Circumstances of watching it: I have had a very weird few days. I thought I was better from the annoying cold I had last week, and indeed I have no more specific cold symptoms, but I am very, very, very tired. Going into work Thursday and Friday was probably a mistake; by early afternoon I was really struggling to keep my eyes open, let alone concentrate. So Friday afternoon I came home early and spent most of the afternoon asleep. In spite of about 15 hours' sleep between Friday and Saturday, I was still dead tired on Saturday. I dragged myself to synagogue, just, as I'd promised to read the section from the prophets and to go to lunch with ploni_bat_ploni afterwards. PbP fed me ever so well and looked after me during the afternoon, and I was starting to think I might be getting my energy back.
That was until I tried walking a few hundred yards to a shopping centre. That short stroll left me falling over exhausted; I had to lean on ploni_bat_ploni to avoid collapsing in the street! She pointed out, quite rightly, that I was in no possible state to go to a party as I had planned that evening, and invited me instead to spend a quiet evening curled up in her bed watching a film.
Verdict: V for Vendetta is beautifully done if somewhat unsubtle.
Caveat: I've tried to keep spoilers out of my review, but the comment discussion is full of spoilery Mcspoiler spoilers of spoileriness
I enjoyed V for Vendetta; it's very dramatic, and it had me hooked from the opening sequence until the end. The cinematography is beautiful and the acting is top-notch. I particularly liked Rea as the police inspector, and some of the minor characters as well as the two leads. The plot is original and clever, and the major twist is impressively twisty; I really didn't see it coming.
However, I didn't like the way that the twist was followed up. Or rather, the way it wasn't; there was this amazing revelation about the central character, V, and then it's just diluted away in absolutely standard soppy Hollywood love story. The soppy stuff annoyed me partly because it was out of place; the film was a political thriller for the most part, with no real development of a romantic relationship. But mainly it annoyed me because it was used as a smoke-screen to avoid dealing with the moral implications of that central hinge of the story, so that V could continue to be framed as the hero despite his distinctly unheroic behaviour.
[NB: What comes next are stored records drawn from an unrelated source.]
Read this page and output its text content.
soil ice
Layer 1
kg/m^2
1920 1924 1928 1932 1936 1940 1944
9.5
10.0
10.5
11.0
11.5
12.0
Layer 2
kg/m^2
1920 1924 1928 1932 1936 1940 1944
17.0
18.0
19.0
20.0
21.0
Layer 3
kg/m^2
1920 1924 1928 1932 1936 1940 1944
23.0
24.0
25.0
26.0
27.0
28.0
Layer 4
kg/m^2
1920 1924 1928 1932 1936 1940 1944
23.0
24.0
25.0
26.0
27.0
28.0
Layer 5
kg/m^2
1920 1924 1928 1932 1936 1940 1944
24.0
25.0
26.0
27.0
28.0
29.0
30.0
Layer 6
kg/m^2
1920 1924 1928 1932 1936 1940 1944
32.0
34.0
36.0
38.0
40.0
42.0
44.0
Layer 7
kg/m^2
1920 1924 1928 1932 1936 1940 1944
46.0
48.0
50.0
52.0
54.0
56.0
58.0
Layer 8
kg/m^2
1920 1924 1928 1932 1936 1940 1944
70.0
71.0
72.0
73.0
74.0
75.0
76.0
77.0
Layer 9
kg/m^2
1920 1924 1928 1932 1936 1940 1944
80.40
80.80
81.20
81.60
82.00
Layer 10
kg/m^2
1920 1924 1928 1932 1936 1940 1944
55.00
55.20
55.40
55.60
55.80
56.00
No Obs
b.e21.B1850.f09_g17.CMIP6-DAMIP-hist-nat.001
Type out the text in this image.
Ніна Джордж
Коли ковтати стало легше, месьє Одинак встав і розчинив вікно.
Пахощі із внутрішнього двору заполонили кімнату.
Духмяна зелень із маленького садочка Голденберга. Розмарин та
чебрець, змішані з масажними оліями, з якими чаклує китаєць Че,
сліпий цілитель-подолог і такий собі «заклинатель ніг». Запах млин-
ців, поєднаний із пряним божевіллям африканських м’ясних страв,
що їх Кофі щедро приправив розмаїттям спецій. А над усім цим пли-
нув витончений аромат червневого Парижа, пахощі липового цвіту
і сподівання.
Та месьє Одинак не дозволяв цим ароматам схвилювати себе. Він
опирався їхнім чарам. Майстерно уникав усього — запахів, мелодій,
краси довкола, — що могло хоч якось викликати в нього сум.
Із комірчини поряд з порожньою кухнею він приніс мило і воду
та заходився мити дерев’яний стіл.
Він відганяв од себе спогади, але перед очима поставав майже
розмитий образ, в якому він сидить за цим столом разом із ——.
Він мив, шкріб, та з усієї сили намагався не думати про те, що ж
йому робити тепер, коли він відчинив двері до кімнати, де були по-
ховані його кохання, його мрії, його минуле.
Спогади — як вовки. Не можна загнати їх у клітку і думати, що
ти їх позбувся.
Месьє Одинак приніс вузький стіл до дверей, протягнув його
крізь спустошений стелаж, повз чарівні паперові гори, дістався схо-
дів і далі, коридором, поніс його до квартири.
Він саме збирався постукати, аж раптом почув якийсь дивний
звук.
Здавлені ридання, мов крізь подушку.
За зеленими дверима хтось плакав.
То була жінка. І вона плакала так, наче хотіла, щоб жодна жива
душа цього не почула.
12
The other thing that annoyed me was that it was too unsubtle. I can think of many ways that a society can slip into a fascist dictatorship, but one that uses explicitly Nazi iconography seems implausible. I appreciate that it's not meant to be a realistic film, but even for the larger-than-life setting, the villains are too melodramatically evil; it's not enough that someone is a high-up official in a dictatorial regime, he has to be a paedophile as well. Similarly, a lot of the dialogue is overly explicit; nobody hints at anything, they explain the whole backstory in a kind of as-you-know-Bob way. For example, when someone is threatening another character, he describes in detail the nasty things that he intends to do if the person doesn't cooperate, and describes in detail that the victim had better do such-and-such if he doesn't want that to happen. This is a very unusual complaint for me to make, because I find films hard to follow in general, so for something to be too blatant even for me it must be really, really blatant.
Against that, there are a lot of little details that are kept in the backround, and which make it just right. For example, the brief clip of someone watching a stupid TV show where an evil Arab is torturing a screaming bimbo very subtly conveys the islamophobic aspects of the War on Terror. PbP and I argued about whether the film is right to emphasize gay people as the victims of persecution, rather than other minorities such as Muslims. I think the homophobia angle is right for the film, but there are enough instances of people being hurt by the police state that there could have been some variation. I am glad there are no Jews in the film at all though; that would really have made it too obviously "facism is bad, mmkay".
Probably the coolest thing about V for Vendetta is the way it handles the mask and the superhero theme in general. In that way it really goes against genre expectations, and Weaving's acting is absolutely superlative in the way he conveys a range of emotions without showing his face.
ploni_bat_ploni is such a great host! Yesterday involved pancakes, and a girlie shopping trip, and lots of good conversation as ever. But in spite of my best intentions I didn't set off for the lab until nearly 6 o'clock. I looked after my cells, wasn't awake enough to start any actual experiments at this point. But the weather had changed overnight with the result that I had to come home in driving snow, wearing the clothes I'd put on for 10 degrees and sunshine on Saturday. That was an unpleasant experience, to say the least.
Today I simply could not wake up, finally dragged myself out of bed at around midday, and couldn't focus enough to do even half a day's work. I'm thoroughly sick of being sick, I can tell you.